When Mother Nature delivered the one-two punch of Hurricane Irene and Tropical Storm Lee in early fall 2011, Cascadilla Gorge trail got hit hard.

Much of the trail between Stewart and College avenues was submerged under two feet of water moving so fast that it tore off staircase railings and peeled off whole sections of trail paved with mortar and stone. Even the algae in the creek's bedrock didn't survive.

"All the sediment, rocks and debris scrubbed it all off just like sandpaper," said Todd Bittner, director of natural areas at Cornell Plantations.

Now the Federal Emergency Management Agency (FEMA) has awarded Cornell $880,000 to repair the damage and restore the trail to its historic appearance.

"If we didn't have this money, we would not be able to repair the trail the way we want or the way the public expects," said Bittner, who chairs Cornell's Gorge Safety Committee. "This funding allows us to open the trail in a timely way, ensuring public safety and giving the public the access it expects to this iconic landscape."

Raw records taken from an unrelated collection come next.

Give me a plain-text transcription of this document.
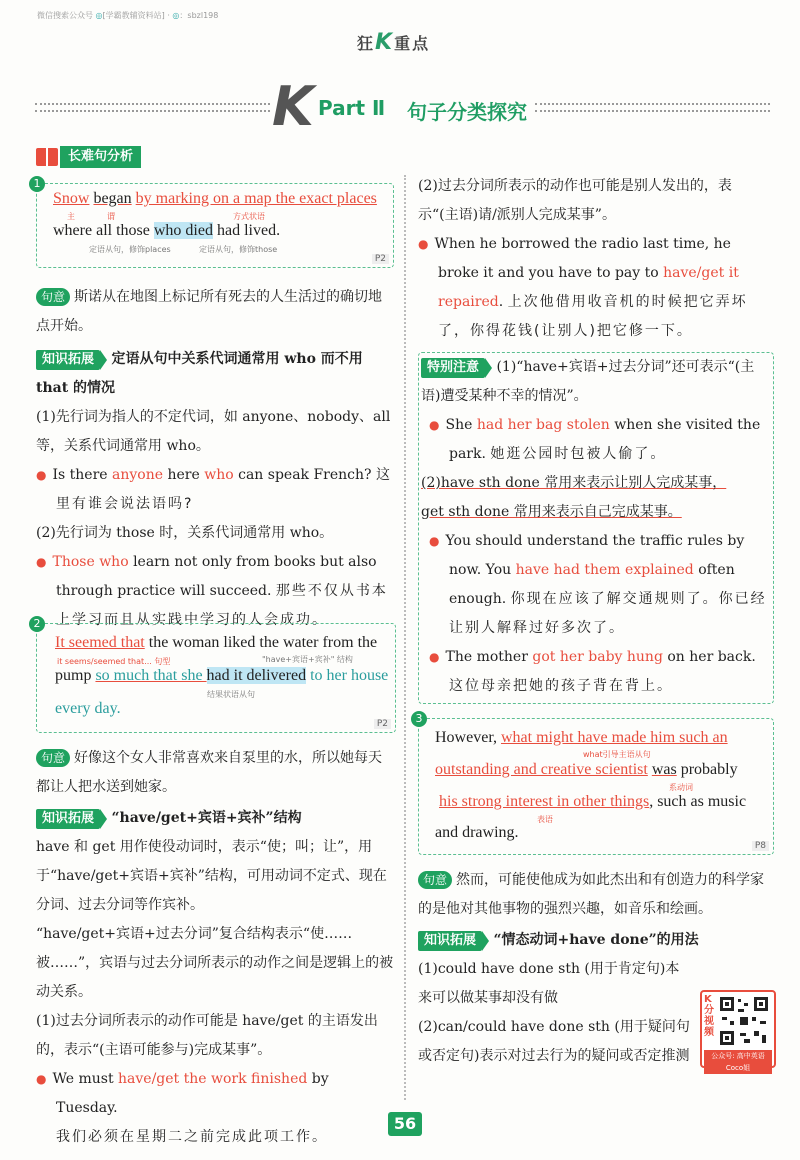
微信搜索公众号 ◎[学霸教辅资料站] · ◎：sbzl198
狂K重点
K Part Ⅱ 句子分类探究
长难句分析
1
Snow began by marking on a map the exact places
主	谓	方式状语
where all those who died had lived.
定语从句，修饰places	定语从句，修饰those
P2
句意 斯诺从在地图上标记所有死去的人生活过的确切地点开始。
知识拓展	定语从句中关系代词通常用 who 而不用 that 的情况
(1)先行词为指人的不定代词，如 anyone、nobody、all 等，关系代词通常用 who。
● Is there anyone here who can speak French? 这里有谁会说法语吗?
(2)先行词为 those 时，关系代词通常用 who。
● Those who learn not only from books but also through practice will succeed. 那些不仅从书本上学习而且从实践中学习的人会成功。
2
It seemed that the woman liked the water from the
it seems/seemed that... 句型	"have+宾语+宾补" 结构
pump so much that she had it delivered to her house
结果状语从句
every day.
P2
句意 好像这个女人非常喜欢来自泵里的水，所以她每天都让人把水送到她家。
知识拓展	“have/get+宾语+宾补”结构
have 和 get 用作使役动词时，表示“使；叫；让”，用于“have/get+宾语+宾补”结构，可用动词不定式、现在分词、过去分词等作宾补。
“have/get+宾语+过去分词”复合结构表示“使……被……”，宾语与过去分词所表示的动作之间是逻辑上的被动关系。
(1)过去分词所表示的动作可能是 have/get 的主语发出的，表示“(主语可能参与)完成某事”。
● We must have/get the work finished by Tuesday.
我们必须在星期二之前完成此项工作。
(2)过去分词所表示的动作也可能是别人发出的，表示“(主语)请/派别人完成某事”。
● When he borrowed the radio last time, he broke it and you have to pay to have/get it repaired. 上次他借用收音机的时候把它弄坏了，你得花钱(让别人)把它修一下。
特别注意	(1)“have+宾语+过去分词”还可表示“(主语)遭受某种不幸的情况”。
● She had her bag stolen when she visited the park. 她逛公园时包被人偷了。
(2)have sth done 常用来表示让别人完成某事，
get sth done 常用来表示自己完成某事。
● You should understand the traffic rules by now. You have had them explained often enough. 你现在应该了解交通规则了。你已经让别人解释过好多次了。
● The mother got her baby hung on her back. 这位母亲把她的孩子背在背上。
3
However, what might have made him such an
what引导主语从句
outstanding and creative scientist was probably
系动词
his strong interest in other things, such as music
表语
and drawing.
P8
句意 然而，可能使他成为如此杰出和有创造力的科学家的是他对其他事物的强烈兴趣，如音乐和绘画。
知识拓展	“情态动词+have done”的用法
(1)could have done sth (用于肯定句)本来可以做某事却没有做
(2)can/could have done sth (用于疑问句或否定句)表示对过去行为的疑问或否定推测
K分视频
公众号: 高中英语Coco姐
56
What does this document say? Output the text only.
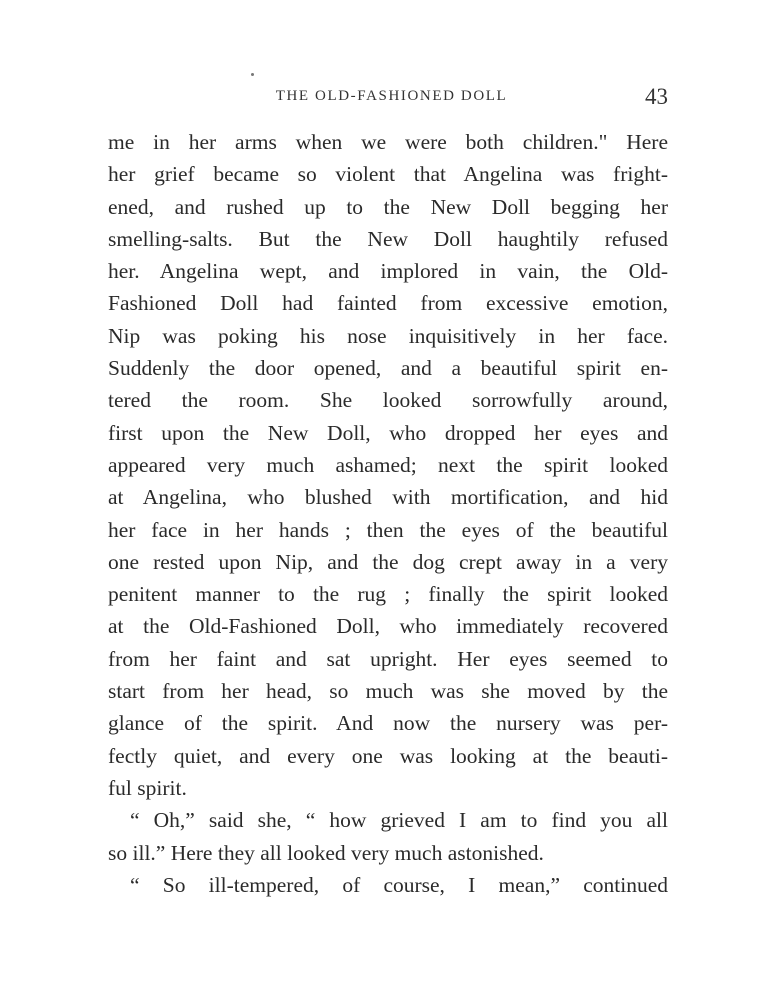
THE OLD-FASHIONED DOLL	43
me in her arms when we were both children." Here
her grief became so violent that Angelina was fright-
ened, and rushed up to the New Doll begging her
smelling-salts. But the New Doll haughtily refused
her. Angelina wept, and implored in vain, the Old-
Fashioned Doll had fainted from excessive emotion,
Nip was poking his nose inquisitively in her face.
Suddenly the door opened, and a beautiful spirit en-
tered the room. She looked sorrowfully around,
first upon the New Doll, who dropped her eyes and
appeared very much ashamed; next the spirit looked
at Angelina, who blushed with mortification, and hid
her face in her hands ; then the eyes of the beautiful
one rested upon Nip, and the dog crept away in a very
penitent manner to the rug ; finally the spirit looked
at the Old-Fashioned Doll, who immediately recovered
from her faint and sat upright. Her eyes seemed to
start from her head, so much was she moved by the
glance of the spirit. And now the nursery was per-
fectly quiet, and every one was looking at the beauti-
ful spirit.
“ Oh,” said she, “ how grieved I am to find you all
so ill.” Here they all looked very much astonished.
“ So ill-tempered, of course, I mean,” continued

The office of U.S. Rep. Maurice Hinchey (D-N.Y.) was instrumental in helping Cornell navigate the application process, Bittner added.

"The Cascadilla Gorge trail has been partially closed since Tropical Storm Lee hit in 2011," Hinchey said. "The FEMA funding I worked to secure will help to restore the damaged portions of this trail, allowing visitors to view the natural landscapes just as they appeared in the 1920s and 1930s when the trail was originally constructed during the Civilian Conservation Corps era. It's a great honor to have ensured the continued enjoyment of this magnificent and historic trail."

The repair project will be integrated into Cornell's ongoing trail restoration, which will probably be completed in fall 2013. In the meantime, Bittner reminded the public to abide by "closed trail" signs, not only because of unsafe trail conditions but also because that portion of the Cascadilla Gorge trail is now a construction site. (However, the trail is open between Lynn Street and Stewart Avenue, and upstream of College Avenue.)

In addition to repair and restoration, the project will include work to mitigate damage from future flooding. That will include raising flood-prone sections of the trail by 12 inches to 18 inches, and workers will install new stones and cement that looks like the creek bedrock where the water meets the trail embankment. "That will give us some breathing room before the water eats into the trail again," Bittner said.

The grant is in addition to $2.7 million Cornell has already committed for capital improvements to improve safety for Cascadilla and Fall Creek gorges.

Those investments are part of university's ongoing effort to improve safety in the gorges on and near Cornell, initiated by President David Skorton in August 2011. The Gorge Safety Committee continues to implement plans in four areas: infrastructure, education, alternatives and enforcement.

"These initiatives demonstrate the university's full commitment to the safe and responsible use of the gorges," Bittner said.